I’m authenticating http requests to the domino server pointed at active directory, this is working. However, IMAP client connections still use the domino name and address book internet password.
Does anyone know how to point domino IMAP at active directory? I have created and internet site document for IMAP and I’m loading it from the server document.
I’m anticipating having to extend the AD schema with a mailfile attribute.
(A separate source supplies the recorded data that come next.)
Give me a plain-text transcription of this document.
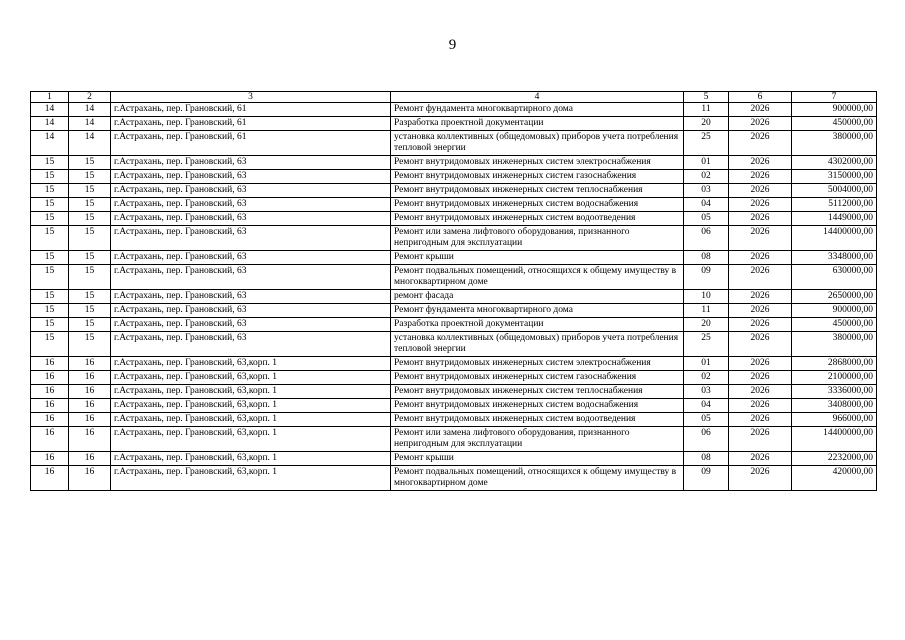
9
1	2	3	4	5	6	7
14	14	г.Астрахань, пер. Грановский, 61	Ремонт фундамента многоквартирного дома	11	2026	900000,00
14	14	г.Астрахань, пер. Грановский, 61	Разработка проектной документации	20	2026	450000,00
14	14	г.Астрахань, пер. Грановский, 61	установка коллективных (общедомовых) приборов учета потребления тепловой энергии	25	2026	380000,00
15	15	г.Астрахань, пер. Грановский, 63	Ремонт внутридомовых инженерных систем электроснабжения	01	2026	4302000,00
15	15	г.Астрахань, пер. Грановский, 63	Ремонт внутридомовых инженерных систем газоснабжения	02	2026	3150000,00
15	15	г.Астрахань, пер. Грановский, 63	Ремонт внутридомовых инженерных систем теплоснабжения	03	2026	5004000,00
15	15	г.Астрахань, пер. Грановский, 63	Ремонт внутридомовых инженерных систем водоснабжения	04	2026	5112000,00
15	15	г.Астрахань, пер. Грановский, 63	Ремонт внутридомовых инженерных систем водоотведения	05	2026	1449000,00
15	15	г.Астрахань, пер. Грановский, 63	Ремонт или замена лифтового оборудования, признанного непригодным для эксплуатации	06	2026	14400000,00
15	15	г.Астрахань, пер. Грановский, 63	Ремонт крыши	08	2026	3348000,00
15	15	г.Астрахань, пер. Грановский, 63	Ремонт подвальных помещений, относящихся к общему имуществу в многоквартирном доме	09	2026	630000,00
15	15	г.Астрахань, пер. Грановский, 63	ремонт фасада	10	2026	2650000,00
15	15	г.Астрахань, пер. Грановский, 63	Ремонт фундамента многоквартирного дома	11	2026	900000,00
15	15	г.Астрахань, пер. Грановский, 63	Разработка проектной документации	20	2026	450000,00
15	15	г.Астрахань, пер. Грановский, 63	установка коллективных (общедомовых) приборов учета потребления тепловой энергии	25	2026	380000,00
16	16	г.Астрахань, пер. Грановский, 63,корп. 1	Ремонт внутридомовых инженерных систем электроснабжения	01	2026	2868000,00
16	16	г.Астрахань, пер. Грановский, 63,корп. 1	Ремонт внутридомовых инженерных систем газоснабжения	02	2026	2100000,00
16	16	г.Астрахань, пер. Грановский, 63,корп. 1	Ремонт внутридомовых инженерных систем теплоснабжения	03	2026	3336000,00
16	16	г.Астрахань, пер. Грановский, 63,корп. 1	Ремонт внутридомовых инженерных систем водоснабжения	04	2026	3408000,00
16	16	г.Астрахань, пер. Грановский, 63,корп. 1	Ремонт внутридомовых инженерных систем водоотведения	05	2026	966000,00
16	16	г.Астрахань, пер. Грановский, 63,корп. 1	Ремонт или замена лифтового оборудования, признанного непригодным для эксплуатации	06	2026	14400000,00
16	16	г.Астрахань, пер. Грановский, 63,корп. 1	Ремонт крыши	08	2026	2232000,00
16	16	г.Астрахань, пер. Грановский, 63,корп. 1	Ремонт подвальных помещений, относящихся к общему имуществу в многоквартирном доме	09	2026	420000,00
Does this have to be done first in order for the domino IMAP server to use the AD password?
While it’s probably necessary to have that ini variable set I didn’t get this to start working until I modified the active directory schema with the mailFile attribute and populated the attribute with the value “mail\mailfilename.nsf”
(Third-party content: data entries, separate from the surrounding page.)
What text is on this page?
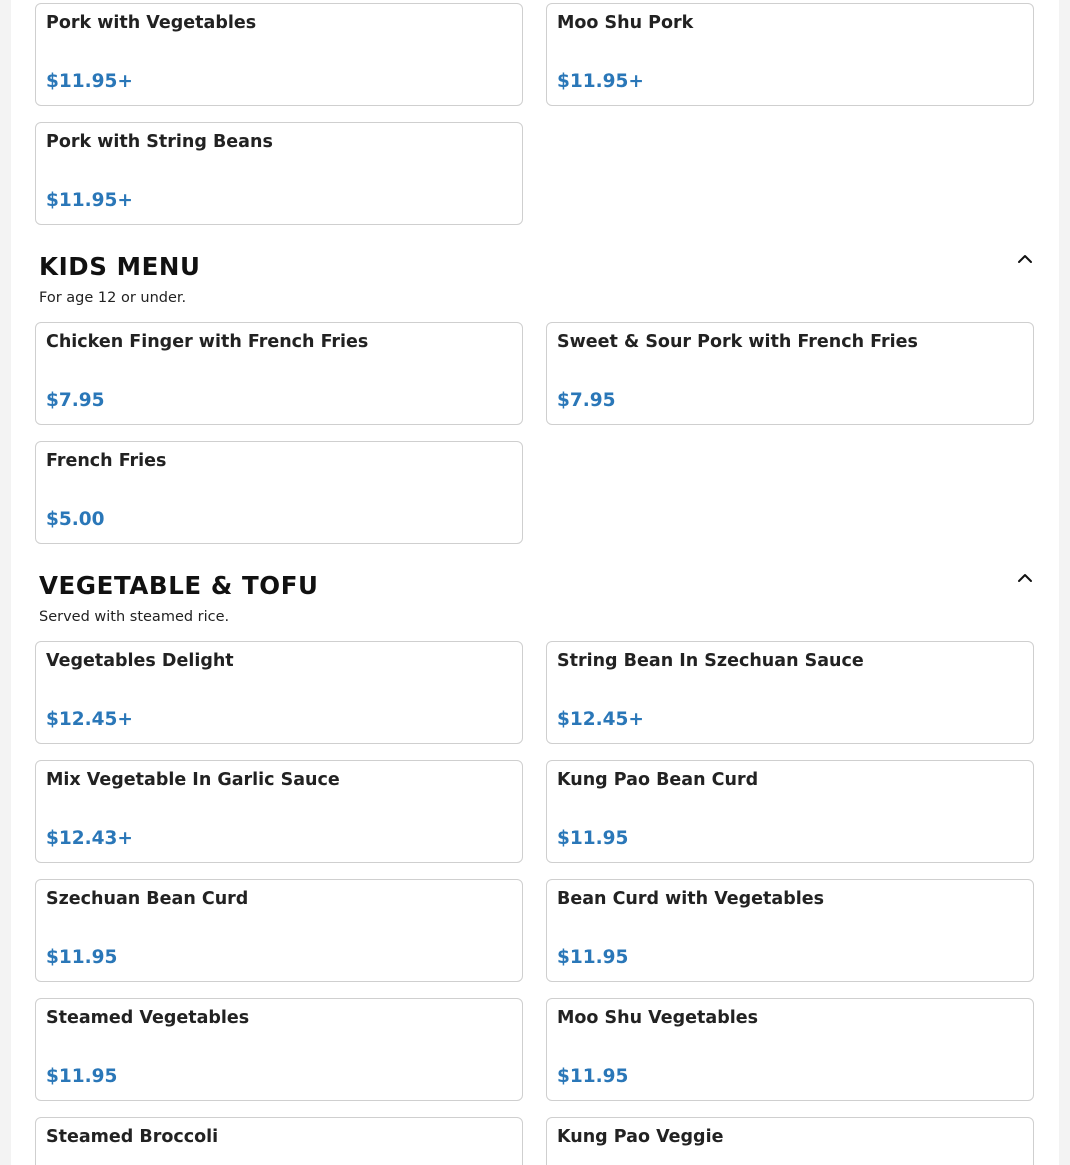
Pork with Vegetables
$11.95+
Moo Shu Pork
$11.95+
Pork with String Beans
$11.95+
KIDS MENU
For age 12 or under.
Chicken Finger with French Fries
$7.95
Sweet & Sour Pork with French Fries
$7.95
French Fries
$5.00
VEGETABLE & TOFU
Served with steamed rice.
Vegetables Delight
$12.45+
String Bean In Szechuan Sauce
$12.45+
Mix Vegetable In Garlic Sauce
$12.43+
Kung Pao Bean Curd
$11.95
Szechuan Bean Curd
$11.95
Bean Curd with Vegetables
$11.95
Steamed Vegetables
$11.95
Moo Shu Vegetables
$11.95
Steamed Broccoli	Kung Pao Veggie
We are trying to allow our users to access Notes mail db via IMAP, BUT we want them to authenticate through ACTIVE DIRECTORY.
We have set up all user/password in Active Dir, added the MailFile field and populated with mail file names, added the Inet_Authenticate_With_Secondary=1 key to notes.ini, added the Directory Assistance DB that points to Active Dir, added the IMAP and LDAP internet sites documents…
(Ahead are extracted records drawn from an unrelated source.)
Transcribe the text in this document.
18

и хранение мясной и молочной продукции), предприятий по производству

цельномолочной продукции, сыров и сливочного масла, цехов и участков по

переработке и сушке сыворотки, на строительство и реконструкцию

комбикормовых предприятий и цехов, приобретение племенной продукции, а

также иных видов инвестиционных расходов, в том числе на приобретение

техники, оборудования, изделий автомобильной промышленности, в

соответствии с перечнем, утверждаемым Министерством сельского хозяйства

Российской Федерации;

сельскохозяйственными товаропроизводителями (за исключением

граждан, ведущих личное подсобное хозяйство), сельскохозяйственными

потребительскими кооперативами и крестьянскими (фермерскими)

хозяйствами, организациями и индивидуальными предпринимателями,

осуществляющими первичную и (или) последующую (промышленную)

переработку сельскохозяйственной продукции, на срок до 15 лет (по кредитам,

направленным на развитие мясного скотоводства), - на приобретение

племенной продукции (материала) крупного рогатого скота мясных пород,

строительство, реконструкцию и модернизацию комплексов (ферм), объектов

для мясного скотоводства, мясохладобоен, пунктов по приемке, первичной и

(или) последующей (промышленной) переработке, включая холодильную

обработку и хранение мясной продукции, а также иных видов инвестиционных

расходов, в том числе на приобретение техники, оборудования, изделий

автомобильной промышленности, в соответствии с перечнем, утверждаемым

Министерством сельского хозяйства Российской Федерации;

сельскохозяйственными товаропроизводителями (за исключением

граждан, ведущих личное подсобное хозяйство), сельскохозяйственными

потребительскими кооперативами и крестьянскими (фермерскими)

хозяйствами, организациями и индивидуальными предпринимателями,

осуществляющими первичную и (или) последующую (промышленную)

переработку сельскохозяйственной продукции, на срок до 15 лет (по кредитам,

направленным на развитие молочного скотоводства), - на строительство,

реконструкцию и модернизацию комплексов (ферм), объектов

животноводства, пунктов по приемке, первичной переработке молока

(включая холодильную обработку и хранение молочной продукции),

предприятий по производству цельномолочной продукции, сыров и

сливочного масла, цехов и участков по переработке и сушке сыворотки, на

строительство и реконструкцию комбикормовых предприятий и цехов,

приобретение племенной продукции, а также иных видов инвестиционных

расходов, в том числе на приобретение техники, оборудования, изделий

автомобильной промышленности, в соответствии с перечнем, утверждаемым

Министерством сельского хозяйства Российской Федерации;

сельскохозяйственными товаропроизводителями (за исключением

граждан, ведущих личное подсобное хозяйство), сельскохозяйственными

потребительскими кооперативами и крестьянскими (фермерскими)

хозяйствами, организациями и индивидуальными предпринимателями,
We use Thunderbird to access the Notes mail via IMAP and all IS working, BUT only for Domino Administrators.
If we try to connect with a “normal” user we get a connection error; as soon as we add this user to the LocalDomainAdmins group, it starts working.
We suspect there’s some security/access problem but could not figure out what additional authorizations are needed to make this configuration work!
What security rules should be given in server document?
what ACL to names.nsf and/or to Directory Assistance?
what other ACL’s or authorizations should we look for?
ALSO NOTE: if you set the internet password in the person document, then IMAP access works! But we really do NOT want to let the users configure the intranet password, but rather force them to use the Active Dir user/password.